Point being there were several Sabbaths at play in this particular part of the year, and particularly if it was one of the occasions when the Sabbath of the first day of Pesach falls just before the weekly Sabbath. The above scenario would place Jesus in the Tomb Thursday evening just prior to sunset (Day #1), High Sabbath of Unleavened Bread in the Tomb on Friday (Day #2), Weekly Sabbath / Omer Sabbath #1 (Day #3), resurrected at some point between Saturday evening and Sunday before sunrise.

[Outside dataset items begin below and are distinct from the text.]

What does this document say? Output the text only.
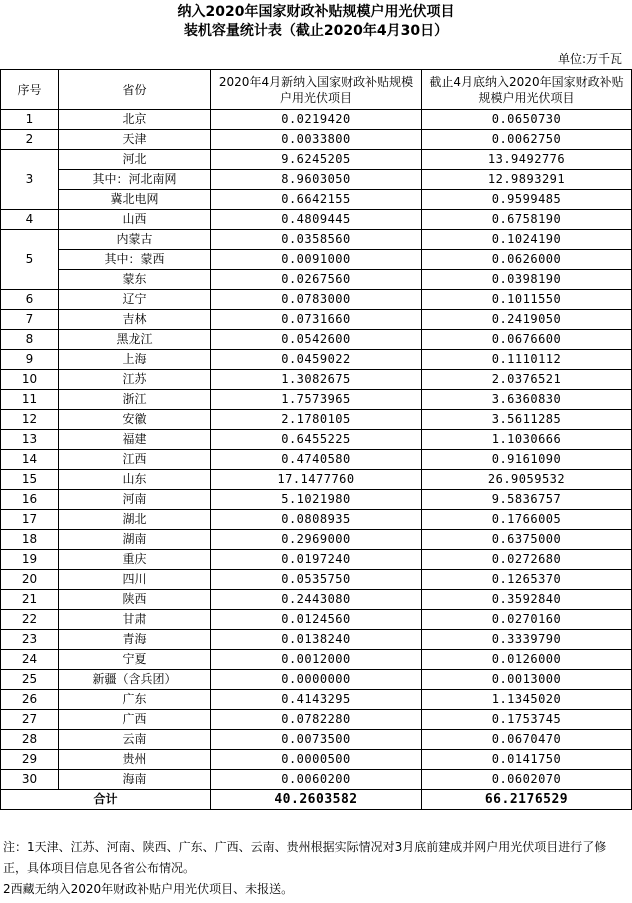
纳入2020年国家财政补贴规模户用光伏项目
装机容量统计表（截止2020年4月30日）
单位:万千瓦
序号	省份	2020年4月新纳入国家财政补贴规模户用光伏项目	截止4月底纳入2020年国家财政补贴规模户用光伏项目
1	北京	0.0219420	0.0650730
2	天津	0.0033800	0.0062750
3	河北	9.6245205	13.9492776
	其中：河北南网	8.9603050	12.9893291
	冀北电网	0.6642155	0.9599485
4	山西	0.4809445	0.6758190
5	内蒙古	0.0358560	0.1024190
	其中：蒙西	0.0091000	0.0626000
	蒙东	0.0267560	0.0398190
6	辽宁	0.0783000	0.1011550
7	吉林	0.0731660	0.2419050
8	黑龙江	0.0542600	0.0676600
9	上海	0.0459022	0.1110112
10	江苏	1.3082675	2.0376521
11	浙江	1.7573965	3.6360830
12	安徽	2.1780105	3.5611285
13	福建	0.6455225	1.1030666
14	江西	0.4740580	0.9161090
15	山东	17.1477760	26.9059532
16	河南	5.1021980	9.5836757
17	湖北	0.0808935	0.1766005
18	湖南	0.2969000	0.6375000
19	重庆	0.0197240	0.0272680
20	四川	0.0535750	0.1265370
21	陕西	0.2443080	0.3592840
22	甘肃	0.0124560	0.0270160
23	青海	0.0138240	0.3339790
24	宁夏	0.0012000	0.0126000
25	新疆（含兵团）	0.0000000	0.0013000
26	广东	0.4143295	1.1345020
27	广西	0.0782280	0.1753745
28	云南	0.0073500	0.0670470
29	贵州	0.0000500	0.0141750
30	海南	0.0060200	0.0602070
合计		40.2603582	66.2176529
注：1天津、江苏、河南、陕西、广东、广西、云南、贵州根据实际情况对3月底前建成并网户用光伏项目进行了修正，具体项目信息见各省公布情况。
2西藏无纳入2020年财政补贴户用光伏项目、未报送。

Let's also not overlook that it takes a very wide brush to fill in the missing words in the text to reach the standard "first day of the week" translation. The author obviously knows about the greek word protos for "first" (#G4413) which is used on earlier verses in Matt 22:38, 26:17 (in context of a day), 27:64. It should also seem odd that another term that is absent from the original text is imera "day" (#2250) which is included in several other verses such as 4:2; 12:40; 15:32; 16:21; 17:1,23; 20:19; 26:2,17,61; 27:62,64. Out of the seven occurrences included in other texts, photos is only found in Mark 16:9, which most agree is not original, and perhaps provides even better evidence for the attempts to force these verses to say something they are not with the goal of furthering the separation between the Sunday church and the Sabbath heritage.

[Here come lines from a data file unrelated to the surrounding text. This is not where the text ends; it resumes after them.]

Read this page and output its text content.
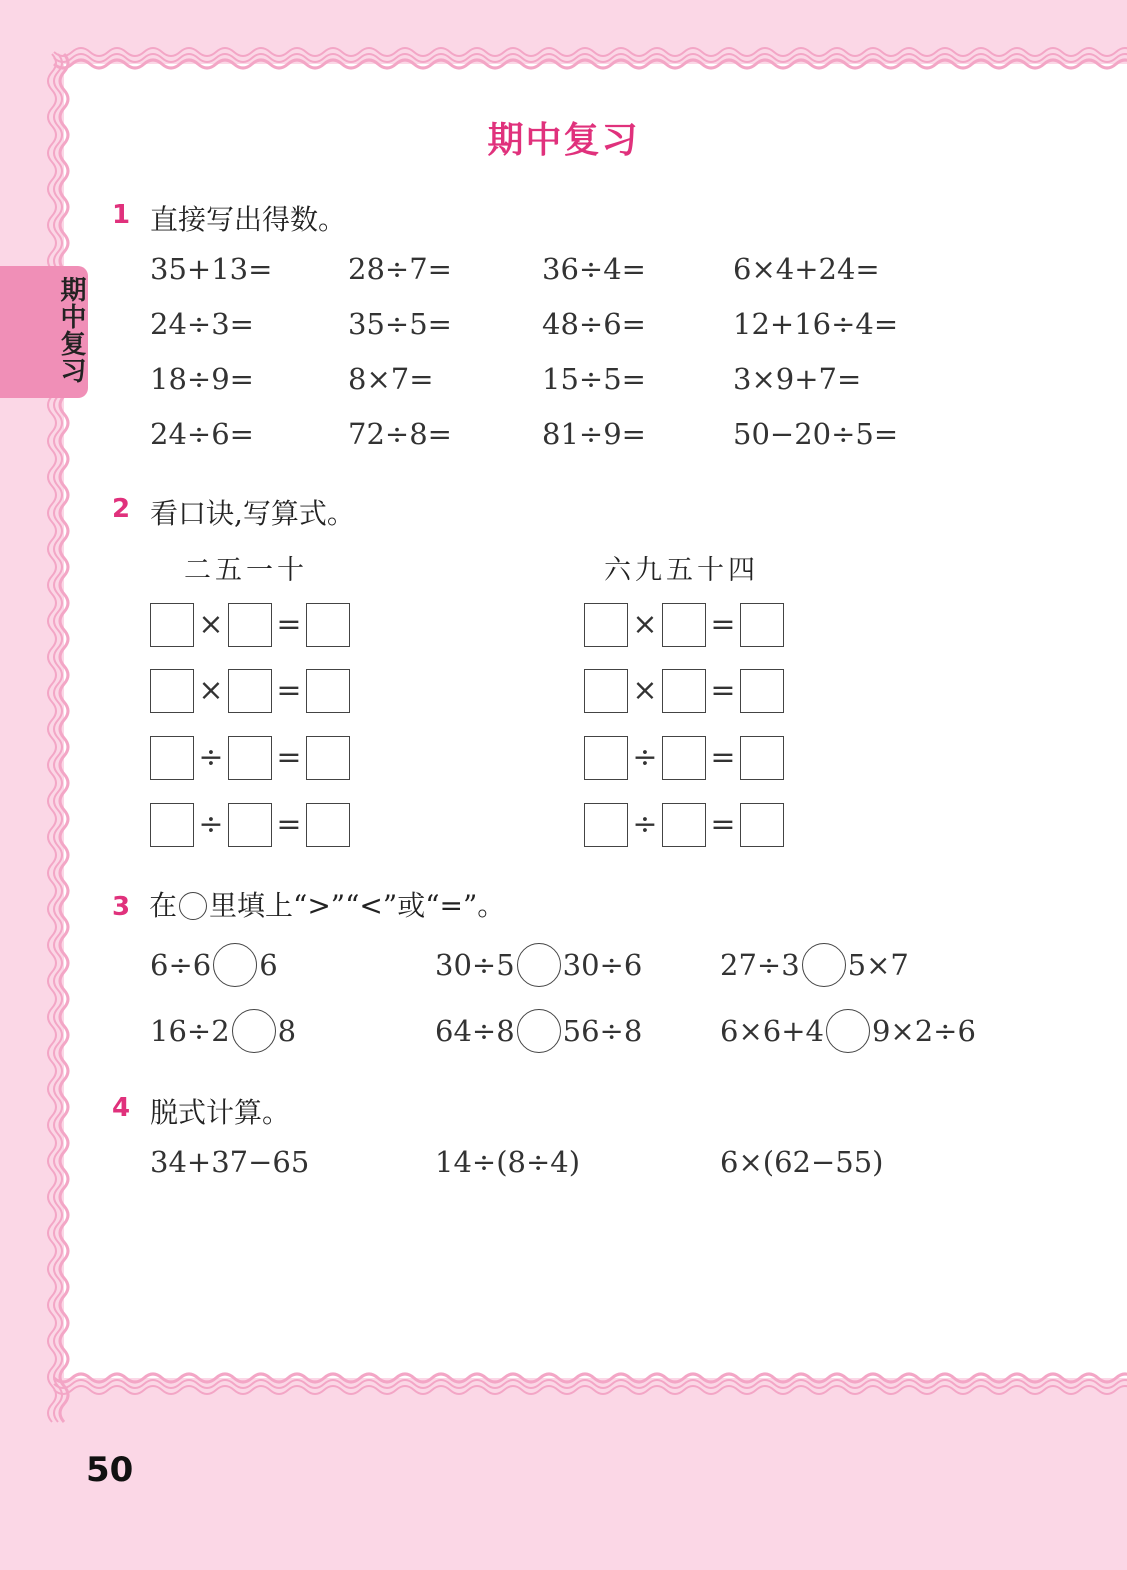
期中复习
期中复习
1 直接写出得数。
35+13=	28÷7=	36÷4=	6×4+24=
24÷3=	35÷5=	48÷6=	12+16÷4=
18÷9=	8×7=	15÷5=	3×9+7=
24÷6=	72÷8=	81÷9=	50−20÷5=
2 看口诀,写算式。
二五一十	六九五十四
× =
× =
÷ =
÷ =
× =
× =
÷ =
÷ =
3 在 里填上“>”“<”或“=”。
6÷6 6	30÷5 30÷6	27÷3 5×7
16÷2 8	64÷8 56÷8	6×6+4 9×2÷6
4 脱式计算。
34+37−65	14÷(8÷4)	6×(62−55)
50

Additionally when looking at the issue holistically it appears as though the typical biblical perspective is to state the particular day of importance in relation to the month (i.e. the 14th day of the month), and not in what we now consider the standard seven day week. For instance the counting of the omer (Lev 23:15-16) is based on 49 consecutive days which include seven Sabbaths. The important factor is based on the Sabbaths themselves, and not on the days between or after or it would read something more like "Now starting the day after the Sabbath, on the first day of the eighth Sabbath". It does not make that attempt, yet it still typically receives the "weeks" translation forced upon it. On the other hand the verse does adequately highlight another missing word from the Matthew text that would have been well suited and had been employed just prior (Matt 27:62) which is the word epaurion "the next day" (G1887). We must disregard the typical usage of several other words such as simeron "today" )G4594), auction 'tomorrow" (G2250), or oktaimeros "the eighth day" (G3637). Only in this portion of scripture dealing with the empty tomb do Matthew and all the other authors get so much leeway to disregard their normal terminology and just pick up a new "slang" which has appears to have no biblical or cultural basis.